Herbert’s head hurt; his eardrums whirled in a blackness of pain. He thought they would burst. “Stop it immediately!” he shouted aloud. Somehow, he was standing on his feet, a small scrunched figure beside his wife’s iron bed. “Stop it!”

Adeline shrank back, her dark eyes regarding him with surprise. “But my darling,” she began in a coaxing voice, “I did not mean…I only meant…” The room receded back into its rightful form. “I am sure Ilse does a good job,” she said grudgingly. Her voice became conciliatory. “Sit down, my darling Herbert.”

Herbert’s head cleared and he saw his family united as they once had been: David and Michael played together in a large walled garden under the linden trees. And Adeline, beautiful and proud, gathered the little boys to her and kissed them tenderly. She played the piano; she sang. The boys ran off again, grew up. David in Berlin, Michael at home in Vienna. Then something happened, but he had forgotten what.

The music swelled. The sounds of the children playing drifted up from the garden. The fragrance of linden trees in June was like white sleep. In their bedroom, the shutters were open. The scent of the flowering trees entered the windows of the large house and fell like petals on the bed.

“My darling,” Adeline sighed to him from her pillow.

Herbert kissed her beautiful mouth; he stroked her hair. Lowering his body onto hers, he wondered at so much tenderness. Then he remembered something again. His brother. The one she had wanted to marry after all. Only, something had happened there, too. His brother had married somebody else, a nice, common girl. Leni liked to collect mushrooms, Herbert remembered. She was a good cook. A nice, dull girl.

“Die Linden, die Linden,”
sang Adeline in a white dress. There were flowers in the room, flowers in her hair. Two little boys played in a pool of sunlight next to her skirts.

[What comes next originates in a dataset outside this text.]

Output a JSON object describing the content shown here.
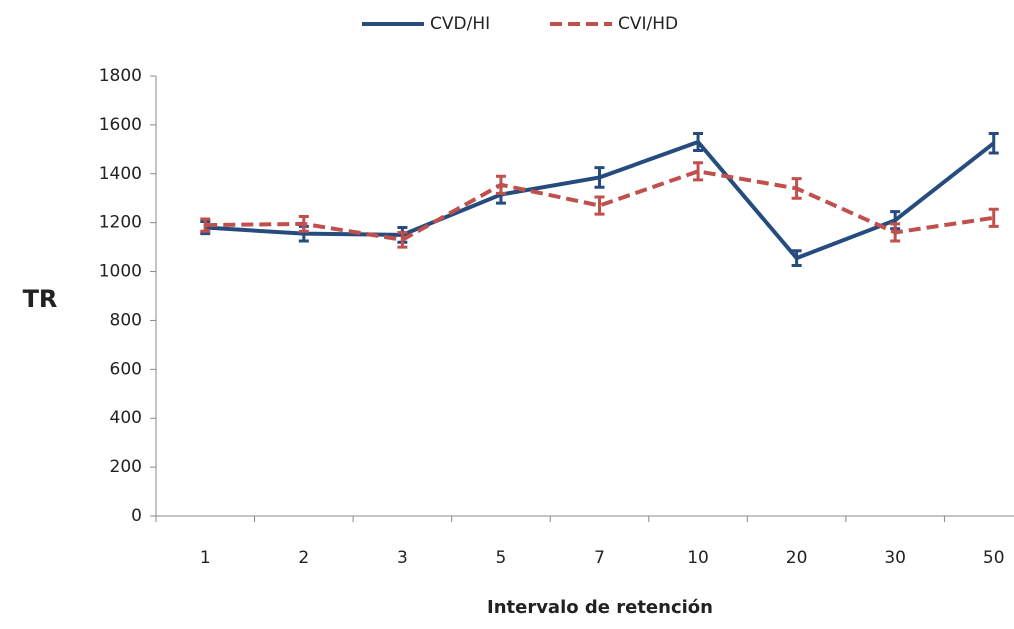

Herbert parted the body of his wife and slowly entered her velvet. She opened, receiving him. He pressed his lips to her mouth as she struggled to tell him something. Something about the children perhaps. “Not now,” he wanted to tell her. Everything could wait.

But the room reorganized itself with a sudden white clapping sound. “Herbert!” screamed Adeline. “You haven’t been listening! Did you hear what I said?” She stared at him, panting, with large terrified eyes. “What are you doing? Don’t you see they are killing me here?”

Probing evening fingers of cold were clawing their way into the room, and Herbert shifted slightly in the scratchy overcoat. He was sweating even though it was cold—a chill sweat, as if he were becoming ill. Heavily, he got up from his sitting position next to her. He uncramped himself slowly in the isolate dark. “I must go now,” he said to her. “It is getting late and I must go.”

“Herbert, I am so frightened,” burst out Adeline.

“You are right,” he said to her sadly. “You would have been happier with my brother.”

“Don’t leave me,” Adeline pleaded.

“But my darling, I’ll be back tomorrow. You know that,” he said in a soft, coaxing voice, as if to a child: the child she had become.

“I am nothing,” he thought, and a great weight fell onto his heart.